The primary science goal of the GRACE mission will be achieved by collecting and processing the following data types:
Accurate measurements of the inter-satellite range change between two co-planar, low altitude polar orbiting satellites, using a microwave tracking system - Since the two satellites are separated in orbit by only a few hundred kilometers along track, the errors due to media effects are minimized as compared to space-based or ground-based tracking. This also ensures the homogeneity of data quality over the mission lifetime of GRACE. By choosing to fly in nearly polar orbits, the coverage of the globe is also maximized.
High accuracy accelerometer measurements from each satellite - The presence of high accuracy accelerometers on board each satellite ensures that the differential range changes due to the non-gravitational accelerations can be accurately modeled and removed in the processing of the GRACE inter-satellite tracking data.

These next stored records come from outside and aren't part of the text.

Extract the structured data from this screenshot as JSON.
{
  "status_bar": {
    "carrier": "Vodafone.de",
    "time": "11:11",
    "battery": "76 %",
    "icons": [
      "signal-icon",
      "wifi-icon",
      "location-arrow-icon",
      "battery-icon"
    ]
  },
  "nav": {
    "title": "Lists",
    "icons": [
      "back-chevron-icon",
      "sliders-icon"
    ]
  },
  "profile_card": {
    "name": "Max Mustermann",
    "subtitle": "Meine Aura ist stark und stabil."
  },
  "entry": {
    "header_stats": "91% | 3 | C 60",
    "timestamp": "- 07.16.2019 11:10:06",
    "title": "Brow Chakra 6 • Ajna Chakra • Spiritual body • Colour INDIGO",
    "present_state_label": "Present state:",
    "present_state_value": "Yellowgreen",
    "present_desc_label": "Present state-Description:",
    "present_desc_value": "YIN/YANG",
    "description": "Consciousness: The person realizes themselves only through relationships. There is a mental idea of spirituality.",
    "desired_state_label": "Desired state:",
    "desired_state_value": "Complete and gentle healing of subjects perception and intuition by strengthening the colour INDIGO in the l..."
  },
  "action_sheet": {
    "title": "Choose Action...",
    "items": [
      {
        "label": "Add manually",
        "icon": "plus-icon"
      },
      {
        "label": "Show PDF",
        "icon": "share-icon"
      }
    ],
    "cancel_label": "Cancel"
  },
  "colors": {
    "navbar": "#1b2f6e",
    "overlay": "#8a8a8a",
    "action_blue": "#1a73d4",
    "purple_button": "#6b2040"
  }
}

Precise carrier phase and pseudo-range measurements of GPS satellites - Each satellite carries a geodetic quality GPS receiver to ensure that the orbits for the satellites can be continuously and accurately determined and that the gravity field estimates can be correctly registered in a terrestrial reference frame.
Highly accurate attitude quaternions Each satellite is equipped with two Star Cameras capable of providing accurate attitude information. CCD technology and a high precision star catalog enable pointing accuracy at the milliradian level by the cold gas thruster (aided by magnetic torque rods) Attitude Control System.
A dedicated Laser Retro Reflector (LRR) on each satellite allows an external calibration of the onboard GPS system for orbit determination. Laser ranging from the ground can also be used in conjunction with the GPS to support precise orbit determination and gravity field recovery.